Related tags: Baker perkins, Baking

Processing equipment manufacturer Baker Perkins has redesigned the dies for its Accurist and Accurist2 dough dividers to reduce downtime, oil consumption and dough waste. The company said bakers who replace their existing dies with these new dies can expect payback within a year.

Dough dividers are used to separate dough into individual pieces of a required weight. Baker Perkins said it has sold several hundred of its Accurist dividers to bakeries around the world and each is fitted with four or five dies.

“The dies move sideways and downwards in the machine to set the weight of the dough piece and then eject it from the machine,”​ explained Keith Graham, marketing manager with Baker Perkins. “They are plastic but because there’s movement there has to be lubrication, which means oil seeps past the die.”

In addition, he said dough works its way past the die, and after a while the build-up of dough prevents them moving smoothly in the machine, which in turn affects the weight control, leaving bakers with no choice but to clean the dies.

Frequent cleaning increases downtime and the risk of damage to the dies, said Graham. “The dies are basically plastic blocks covered in oil, which makes them very slippery. If you drop them they become deformed and won’t slide in the machine, which messes up your weight control.”

Baker Perkins became aware of these issues from discussions with customers and feedback from service engineers.

“We have a lot of dividers on service contracts so we get a lot of feedback on the performance of machines,"​ he added. "One comment that kept coming back was that the dies are not easy to clean and are difficult to handle. Customers also told us that the amount of oil being used was something they wanted to reduce if possible.”

Self-cleaning

Acting on this feedback, Baker Perkins has reduced the contact area between the die and the machine by 50% and introduced a self-cleaning feature that disposes of dough passing the die face rather than allowing it to accumulate. It has also made the dies lighter and easier to grip.

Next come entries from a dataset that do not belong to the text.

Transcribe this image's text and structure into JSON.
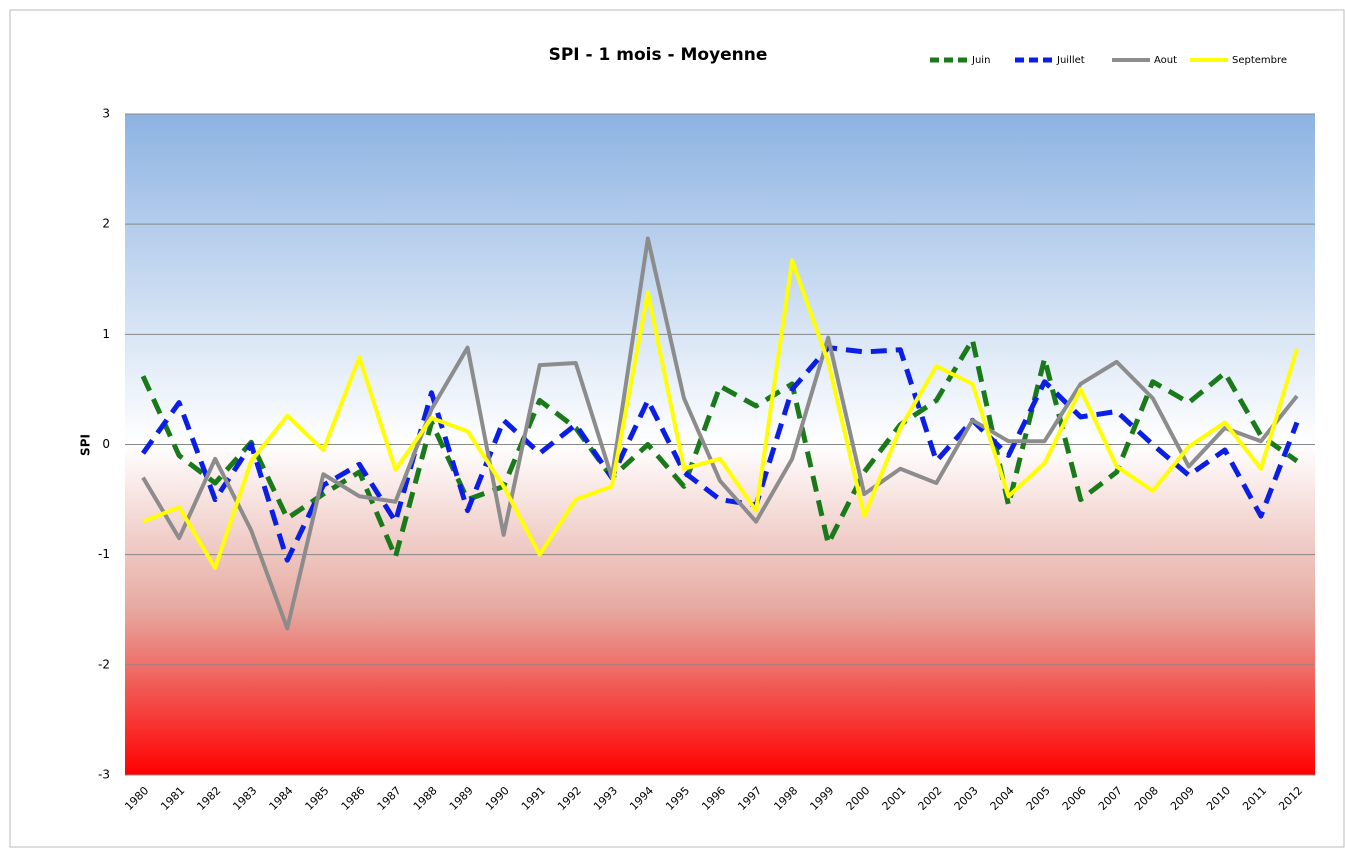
{
  "chart_data": {
    "type": "line",
    "title": "SPI - 1 mois - Moyenne",
    "y_label": "SPI",
    "categories": [
      "1980",
      "1981",
      "1982",
      "1983",
      "1984",
      "1985",
      "1986",
      "1987",
      "1988",
      "1989",
      "1990",
      "1991",
      "1992",
      "1993",
      "1994",
      "1995",
      "1996",
      "1997",
      "1998",
      "1999",
      "2000",
      "2001",
      "2002",
      "2003",
      "2004",
      "2005",
      "2006",
      "2007",
      "2008",
      "2009",
      "2010",
      "2011",
      "2012"
    ],
    "ylim": [
      -3,
      3
    ],
    "yticks": [
      -3,
      -2,
      -1,
      0,
      1,
      2,
      3
    ],
    "grid": true,
    "legend": "top-right",
    "series": [
      {
        "name": "Juin",
        "color": "#1a7a1a",
        "dashed": true,
        "values": [
          0.62,
          -0.1,
          -0.35,
          0.02,
          -0.67,
          -0.45,
          -0.25,
          -1.02,
          0.2,
          -0.5,
          -0.38,
          0.4,
          0.15,
          -0.3,
          0.0,
          -0.38,
          0.53,
          0.35,
          0.55,
          -0.9,
          -0.25,
          0.18,
          0.4,
          0.95,
          -0.55,
          0.78,
          -0.5,
          -0.25,
          0.57,
          0.38,
          0.65,
          0.08,
          -0.15
        ]
      },
      {
        "name": "Juillet",
        "color": "#0a1ee6",
        "dashed": true,
        "values": [
          -0.08,
          0.38,
          -0.5,
          0.0,
          -1.05,
          -0.37,
          -0.18,
          -0.7,
          0.47,
          -0.6,
          0.22,
          -0.08,
          0.18,
          -0.3,
          0.4,
          -0.25,
          -0.5,
          -0.55,
          0.5,
          0.88,
          0.84,
          0.86,
          -0.15,
          0.22,
          -0.1,
          0.57,
          0.25,
          0.3,
          0.0,
          -0.28,
          -0.05,
          -0.65,
          0.2
        ]
      },
      {
        "name": "Aout",
        "color": "#8c8c8c",
        "dashed": false,
        "values": [
          -0.3,
          -0.85,
          -0.13,
          -0.78,
          -1.67,
          -0.27,
          -0.47,
          -0.52,
          0.32,
          0.88,
          -0.82,
          0.72,
          0.74,
          -0.3,
          1.87,
          0.42,
          -0.33,
          -0.7,
          -0.13,
          0.97,
          -0.45,
          -0.22,
          -0.35,
          0.22,
          0.03,
          0.03,
          0.55,
          0.75,
          0.42,
          -0.2,
          0.15,
          0.03,
          0.44
        ]
      },
      {
        "name": "Septembre",
        "color": "#ffff00",
        "dashed": false,
        "values": [
          -0.7,
          -0.57,
          -1.12,
          -0.15,
          0.26,
          -0.05,
          0.79,
          -0.23,
          0.24,
          0.12,
          -0.38,
          -1.0,
          -0.5,
          -0.38,
          1.38,
          -0.22,
          -0.13,
          -0.6,
          1.67,
          0.75,
          -0.65,
          0.15,
          0.71,
          0.55,
          -0.47,
          -0.17,
          0.5,
          -0.2,
          -0.42,
          -0.02,
          0.2,
          -0.22,
          0.87
        ]
      }
    ]
  }
}
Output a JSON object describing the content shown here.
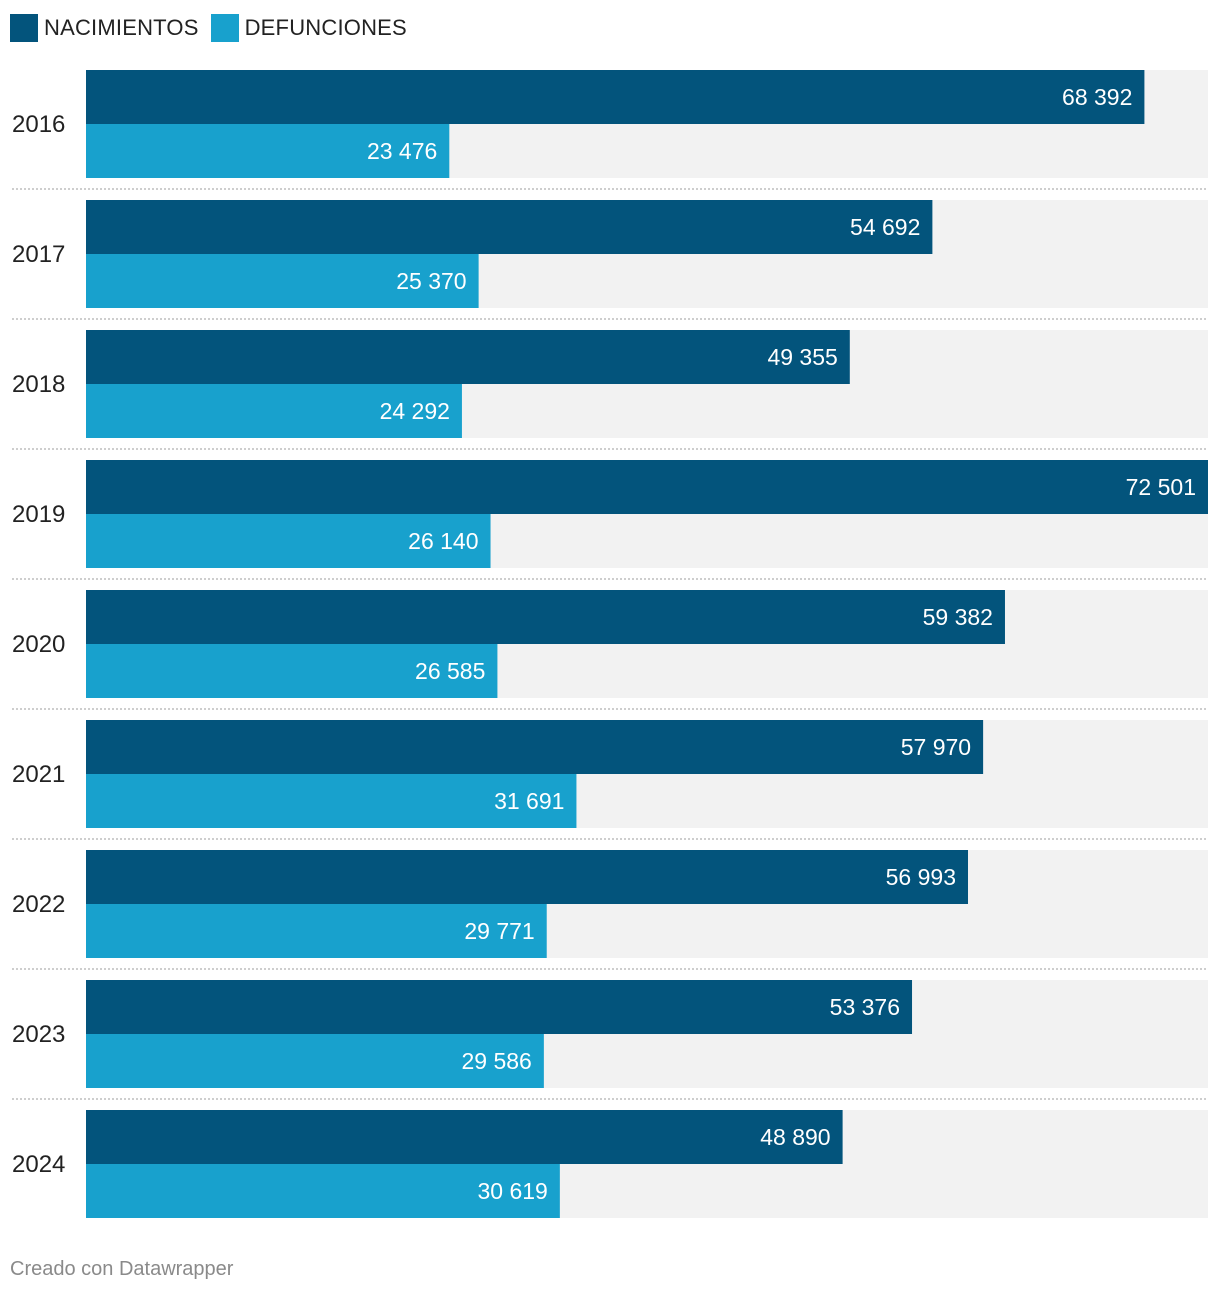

“By reducing the amount of die that is in contact with the machine we have reduced the friction and therefore the amount of oil needed. In minimising the amount of oil going past the die we’ve reduced the amount of dough going past the die. The net effect is that bakeries don’t waste as much oil and dough and the die will run for longer before it needs cleaning. When it does need cleaning there is less danger of it becoming damaged,”​ said Graham.

Graham said typical savings accrued by switching to the new dies might be 10-15 per cent on oil, and 5-10 per cent on dough.

The marketing manager pointed out: "Oil is very expensive and the dies are not that expensive so bakeries are looking at payback within a year."

Performance of the Accurist2 divider has been further enhanced by the introduction of a ram (the part of the system that pushes the die into the chamber) with more efficient oil distribution that is said to improve operation and extend component life.